Pya ayrıca yeni tıbbi teknolojilerin hızlı bir şekilde sağlık sistemlerine entegre edilmesi gerektiğini ve sürekli iyileştirmenin sağlanması gerektiğini ve doktorların ilerlemelerle hızla ayak uydurma yardımcı olacak güçlü iletişim becerilerine, tutku, empati ve şefkate ihtiyacı olduğunu düşündüğünü belirtti.
Herkesin bu niteliklere sahip olduğunu açıklarken, tıpta gerçek bir iyileşmenin hedef olduğu yer olan alanın önde gelenlerinden biri olabilmek için bu nitelikleri harekete geçirmenin anahtar olduğuna inanıyor.
“Doktorlar için başarı, öncelikle hastaların güveni ve meslektaşlar tarafından tanınmasıdır. Doktorlar için ‘başarı’ kelimesini kullanmayı pek kabul etmiyorum. Alanımızda, bir şifacı olarak tanınmak gerçek başarıdır,” dedi.
Kısa bir süre işsiz kaldığı ve kovulduğu bir dönemi hatırlayan Pya, bu engelin olmadan UMC’yi kuramayabileceğini düşündü. Hatta tıbbı bırakıp iş dünyasında denemeye karar vermişti.

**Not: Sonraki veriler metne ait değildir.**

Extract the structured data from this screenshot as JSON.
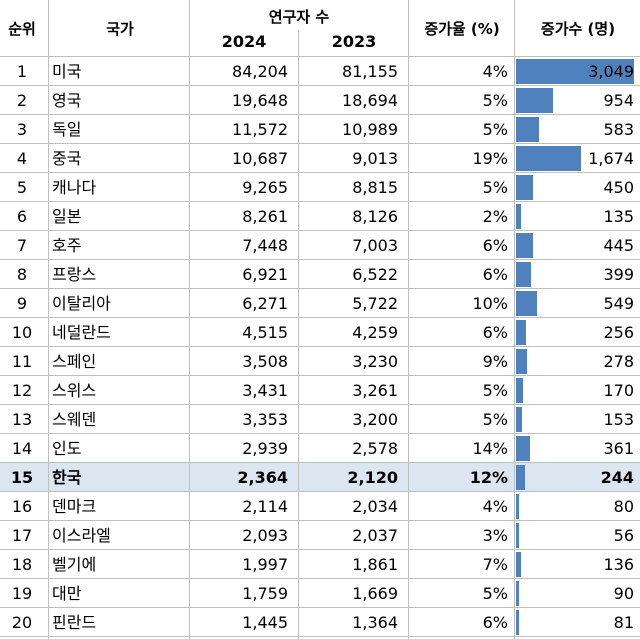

1991’de ilk kez yurt dışına bir konferansa gitmek üzere Güney Kore’nin Seul şehrine giden Pya, o zamanlar zorlandığı bir dil olan İngilizce’de bir konuşma yapmıştı. O zamanlar, hazırlandığı her şeyi okuduğu için iyi bir iş çıkardığını düşünmüştü. Ancak yıllar sonra Türkiye’de çalışırken ve dört ay içinde Türkçe öğrenirken meslektaşlarından Seul konferansındaki konuşmasının hiçbirini anlamadıklarını keşfetti. Basit görevlerle başlayıp daha karmaşık tıbbi işlere geçene kadar Türkiye’de çalışması, ona değerli deneyim kazandırdı.
“Hayatımda birçok hayal kırıklığı anı yaşadım, pes etmek ve uzaklaşmak istediğim anlar oldu. Ancak yine de, pes etmenin zayıflar için olduğunu düşünüyorum,” dedi.
Türkiye’de yedi ay boyunca çok çalışarak hastaneden neredeyse hiç ayrılmadı. Bu özveri ona Amerika Birleşik Devletleri’ne davet kazandırdı, burada pediatrik kalp cerrahisi stajı yaptı. İngilizceyi başarılı bir şekilde öğrenmek başarısı için temel oluşturmuştu.
“Şimdi, meslektaşlarım ve gençlerle konuşurken, onlara herhangi bir soru sormalarını teşvik ederim. İnsanların hiçbir şey sormadığı zamanın en kötü olduğunu düşünüyorum. Gençleri kendi kendilerine belirledikleri engelleri aşmaya teşvik etmek için çaba gösteririm, çünkü gerçekten istediklerinde her şey mümkün,” dedi.
Kazakistan’a döndükten sonra, medikal merkezin kurulmasına yönelik tutku ile hareket ettiğini belirtti ve şimdiye kadar dinlenmek istemediğini vurguladı.
“Mükemmelliğin bir sınırı yok, değil mi? Pozitiflik ve sevgi sonsuzdur. Ne kadar pozitif olursa olsun, her zaman yetersiz hissetmektedir, negatiflik, ne kadar az olursa olsun, bunaltıcı görünebilir,” diye ekledi.